Compensatory damages in wrongful death cases can provide significant financial relief to the survivors of the deceased. While no amount of money can truly compensate for the loss, the damages can help lift the burden of the immediate family members when it comes to final costs such as funeral expenses.

Under Massachusetts state law, families can recover the following forms of damages in wrongful death lawsuits:

  • Funeral and burial expenses: The family can recover reasonable compensation to cover the funeral and burial expenses of the deceased. Funeral expenses often become debts of the deceased’s estate and usually do not go directly to the beneficiaries, since courts award damages long after the funeral took place.
  • Loss of consortium: When a loved one passes away, families lose many social and emotional supports. Consortium damages intend to cover these losses. They refer to the loss of care, society, companionship, advice, comfort, protection, guidance, assistance, and counsel.
  • Loss of income: If the deceased provided income to family members, the lawsuit can claim lost wages. The courts determine the amount of these damages by calculating how much the deceased would have made if he or she survived. This form of compensation can provide significant relief to the family of the deceased, especially if he or she was the primary breadwinner.
  • Conscious pain and suffering: Families can recover pain and suffering on behalf of the deceased. Courts calculate these damages based on the experience of the deceased between the time of injury and the time of death. If the deceased died instantly and was not aware of impending death, the family may not receive these damages.

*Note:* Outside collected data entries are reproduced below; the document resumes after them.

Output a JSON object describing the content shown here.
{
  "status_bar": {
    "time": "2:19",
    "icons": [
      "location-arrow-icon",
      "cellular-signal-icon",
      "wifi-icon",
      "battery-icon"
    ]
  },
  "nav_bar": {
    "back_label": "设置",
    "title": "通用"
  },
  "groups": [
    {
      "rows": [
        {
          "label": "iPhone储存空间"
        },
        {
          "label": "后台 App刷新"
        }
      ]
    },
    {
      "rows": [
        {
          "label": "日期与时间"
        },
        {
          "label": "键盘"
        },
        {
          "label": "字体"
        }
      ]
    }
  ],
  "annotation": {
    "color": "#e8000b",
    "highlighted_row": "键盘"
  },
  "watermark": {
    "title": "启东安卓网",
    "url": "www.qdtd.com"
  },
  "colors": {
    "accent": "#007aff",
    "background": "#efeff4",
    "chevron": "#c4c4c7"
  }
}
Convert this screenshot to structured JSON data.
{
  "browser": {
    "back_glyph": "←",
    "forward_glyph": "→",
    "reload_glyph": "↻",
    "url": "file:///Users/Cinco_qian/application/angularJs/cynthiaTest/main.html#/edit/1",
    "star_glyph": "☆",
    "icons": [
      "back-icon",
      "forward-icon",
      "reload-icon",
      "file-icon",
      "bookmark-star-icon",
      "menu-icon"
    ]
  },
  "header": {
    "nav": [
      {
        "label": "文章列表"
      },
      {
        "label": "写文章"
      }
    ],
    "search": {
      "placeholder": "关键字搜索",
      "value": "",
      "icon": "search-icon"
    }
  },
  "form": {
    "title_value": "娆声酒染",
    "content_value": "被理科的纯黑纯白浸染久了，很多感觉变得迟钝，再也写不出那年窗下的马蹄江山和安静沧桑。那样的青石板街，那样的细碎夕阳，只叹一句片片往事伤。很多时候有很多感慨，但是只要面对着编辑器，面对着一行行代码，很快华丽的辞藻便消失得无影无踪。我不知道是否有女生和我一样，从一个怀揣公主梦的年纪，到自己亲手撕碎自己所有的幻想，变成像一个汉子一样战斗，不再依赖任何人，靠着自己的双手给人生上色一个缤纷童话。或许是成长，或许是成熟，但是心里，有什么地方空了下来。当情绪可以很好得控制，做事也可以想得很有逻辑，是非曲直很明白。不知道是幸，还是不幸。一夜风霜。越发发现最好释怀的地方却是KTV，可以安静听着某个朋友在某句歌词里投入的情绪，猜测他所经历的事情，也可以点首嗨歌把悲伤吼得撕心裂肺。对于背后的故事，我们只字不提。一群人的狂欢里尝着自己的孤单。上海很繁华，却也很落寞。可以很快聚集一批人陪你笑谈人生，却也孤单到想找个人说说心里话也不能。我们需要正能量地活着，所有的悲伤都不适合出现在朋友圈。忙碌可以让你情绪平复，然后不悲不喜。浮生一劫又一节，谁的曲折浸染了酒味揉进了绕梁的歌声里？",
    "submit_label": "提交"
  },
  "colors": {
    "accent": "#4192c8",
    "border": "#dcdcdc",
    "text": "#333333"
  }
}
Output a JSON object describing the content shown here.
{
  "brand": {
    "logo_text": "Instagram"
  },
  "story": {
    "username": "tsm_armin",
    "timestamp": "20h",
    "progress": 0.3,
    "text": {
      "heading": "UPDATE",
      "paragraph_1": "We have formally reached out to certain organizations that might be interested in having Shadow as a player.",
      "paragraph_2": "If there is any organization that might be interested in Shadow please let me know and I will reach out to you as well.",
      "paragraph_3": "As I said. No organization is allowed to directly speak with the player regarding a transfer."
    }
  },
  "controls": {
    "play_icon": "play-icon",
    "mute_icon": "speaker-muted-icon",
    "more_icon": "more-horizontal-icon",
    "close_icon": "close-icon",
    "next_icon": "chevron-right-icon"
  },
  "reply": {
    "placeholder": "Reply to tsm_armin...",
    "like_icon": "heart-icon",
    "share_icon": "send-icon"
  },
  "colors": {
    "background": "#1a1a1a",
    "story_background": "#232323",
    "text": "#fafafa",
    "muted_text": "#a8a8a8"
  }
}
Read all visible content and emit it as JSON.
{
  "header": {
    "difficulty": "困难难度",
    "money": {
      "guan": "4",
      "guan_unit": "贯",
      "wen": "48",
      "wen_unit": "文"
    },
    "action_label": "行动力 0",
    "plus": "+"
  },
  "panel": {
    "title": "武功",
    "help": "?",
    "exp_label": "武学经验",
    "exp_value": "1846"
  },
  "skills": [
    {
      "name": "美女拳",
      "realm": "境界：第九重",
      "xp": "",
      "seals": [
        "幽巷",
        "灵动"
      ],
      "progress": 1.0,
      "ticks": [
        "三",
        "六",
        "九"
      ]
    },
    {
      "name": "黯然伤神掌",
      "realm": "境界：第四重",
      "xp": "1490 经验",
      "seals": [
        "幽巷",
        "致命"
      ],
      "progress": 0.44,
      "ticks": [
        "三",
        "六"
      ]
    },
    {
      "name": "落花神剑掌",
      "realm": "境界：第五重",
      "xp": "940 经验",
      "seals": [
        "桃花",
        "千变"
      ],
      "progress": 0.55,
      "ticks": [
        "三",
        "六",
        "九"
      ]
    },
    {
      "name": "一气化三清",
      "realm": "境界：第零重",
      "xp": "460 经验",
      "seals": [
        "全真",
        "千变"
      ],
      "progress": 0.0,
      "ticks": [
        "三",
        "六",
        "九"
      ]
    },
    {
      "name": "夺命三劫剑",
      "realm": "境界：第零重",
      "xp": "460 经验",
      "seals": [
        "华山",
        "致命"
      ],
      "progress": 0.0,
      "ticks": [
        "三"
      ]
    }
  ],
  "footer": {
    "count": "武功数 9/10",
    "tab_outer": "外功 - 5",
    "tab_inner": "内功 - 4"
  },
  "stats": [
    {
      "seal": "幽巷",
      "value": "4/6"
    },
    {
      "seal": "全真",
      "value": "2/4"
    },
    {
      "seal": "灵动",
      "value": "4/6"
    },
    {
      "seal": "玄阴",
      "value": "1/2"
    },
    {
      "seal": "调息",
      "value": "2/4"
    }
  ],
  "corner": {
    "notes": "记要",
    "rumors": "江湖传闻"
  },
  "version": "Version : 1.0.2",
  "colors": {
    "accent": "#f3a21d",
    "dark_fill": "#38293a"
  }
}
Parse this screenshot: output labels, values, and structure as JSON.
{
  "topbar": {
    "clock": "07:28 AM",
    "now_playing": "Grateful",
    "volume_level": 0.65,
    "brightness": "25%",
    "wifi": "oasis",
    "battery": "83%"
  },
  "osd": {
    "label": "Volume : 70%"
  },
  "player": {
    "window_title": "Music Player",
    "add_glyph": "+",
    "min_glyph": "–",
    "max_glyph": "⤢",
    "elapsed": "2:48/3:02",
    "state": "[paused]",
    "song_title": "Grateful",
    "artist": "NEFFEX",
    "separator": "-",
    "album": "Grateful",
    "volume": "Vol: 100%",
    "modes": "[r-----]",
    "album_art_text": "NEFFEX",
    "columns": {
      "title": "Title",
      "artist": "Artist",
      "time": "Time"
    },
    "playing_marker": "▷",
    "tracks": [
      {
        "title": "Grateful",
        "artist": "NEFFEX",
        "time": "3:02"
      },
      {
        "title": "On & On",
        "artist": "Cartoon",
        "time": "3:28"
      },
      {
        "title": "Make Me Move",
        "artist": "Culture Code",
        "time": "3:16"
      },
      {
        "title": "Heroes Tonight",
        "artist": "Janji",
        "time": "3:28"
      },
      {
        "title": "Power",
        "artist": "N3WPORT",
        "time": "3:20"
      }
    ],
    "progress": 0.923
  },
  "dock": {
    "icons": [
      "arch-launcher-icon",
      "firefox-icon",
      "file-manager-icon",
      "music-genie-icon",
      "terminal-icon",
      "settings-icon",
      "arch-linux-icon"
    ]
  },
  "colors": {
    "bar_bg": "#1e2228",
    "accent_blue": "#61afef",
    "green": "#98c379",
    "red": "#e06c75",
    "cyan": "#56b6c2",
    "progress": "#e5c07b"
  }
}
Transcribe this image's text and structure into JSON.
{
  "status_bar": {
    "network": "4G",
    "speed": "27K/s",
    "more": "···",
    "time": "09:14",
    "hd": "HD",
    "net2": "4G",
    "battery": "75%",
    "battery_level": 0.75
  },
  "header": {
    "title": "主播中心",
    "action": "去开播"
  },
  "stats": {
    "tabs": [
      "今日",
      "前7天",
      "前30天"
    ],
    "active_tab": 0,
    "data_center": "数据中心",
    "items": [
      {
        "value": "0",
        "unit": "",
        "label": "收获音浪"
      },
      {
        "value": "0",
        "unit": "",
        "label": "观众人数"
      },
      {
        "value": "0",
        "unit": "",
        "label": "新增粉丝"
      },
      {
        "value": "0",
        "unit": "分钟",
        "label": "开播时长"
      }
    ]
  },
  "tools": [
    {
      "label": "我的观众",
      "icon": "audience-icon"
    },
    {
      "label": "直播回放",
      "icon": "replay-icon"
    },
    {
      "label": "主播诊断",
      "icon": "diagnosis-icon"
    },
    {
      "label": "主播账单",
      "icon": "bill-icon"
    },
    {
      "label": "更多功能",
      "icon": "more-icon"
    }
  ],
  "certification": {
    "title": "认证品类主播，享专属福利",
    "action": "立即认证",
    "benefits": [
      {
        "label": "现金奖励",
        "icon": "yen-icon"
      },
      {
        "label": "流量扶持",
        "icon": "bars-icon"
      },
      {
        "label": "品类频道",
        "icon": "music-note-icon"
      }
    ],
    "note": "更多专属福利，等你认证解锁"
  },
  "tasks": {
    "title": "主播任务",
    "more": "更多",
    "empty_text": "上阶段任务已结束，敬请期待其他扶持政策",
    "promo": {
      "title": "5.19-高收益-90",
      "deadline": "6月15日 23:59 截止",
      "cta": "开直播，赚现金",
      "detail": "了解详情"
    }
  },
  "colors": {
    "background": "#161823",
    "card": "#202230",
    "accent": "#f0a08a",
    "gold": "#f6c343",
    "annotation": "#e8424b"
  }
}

However, if the deceased died instantly but suffered from fear of the impending death, the courts may award these damages.
  • Punitive damages: In situations where malicious conduct, gross negligence, or extreme negligence caused the death, courts may award punitive damages to the family. The purpose of these damages is to punish the defendant and discourage him or her from performing the same action again.

In some wrongful death cases, Massachusetts imposes a cap on the number of damages that a family can collect. In medical malpractice cases, families can only receive $500,000 in damages. In addition, courts only infrequently award punitive damages.

Unlike many other states, Massachusetts does not allow families to collect damages for medical expenses related to the accident before the deceased passed away. However, some cases may be eligible for a survival action as well as the wrongful death claim. This action allows the family to collect compensation for losses suffered by the deceased, such as final medical costs.

Boston Statute of Limitations for Wrongful Death Claims

Every wrongful death lawsuit filed in Massachusetts is subject to a statute of limitations defined by the state. Massachusetts requires that the executor or administrator of the estate file the wrongful death claim within three years of the date of death. If the executor does not file the claim within this time period, Massachusetts civil courts will likely not hear the case.

In some circumstances, an executor or administrator may not know that the accident that killed the deceased would be grounds for a wrongful death claim. In these cases, the courts require that the executor file the claim within three years of the date that he or she first knew or should have known that the accident could be grounds for a wrongful death claim.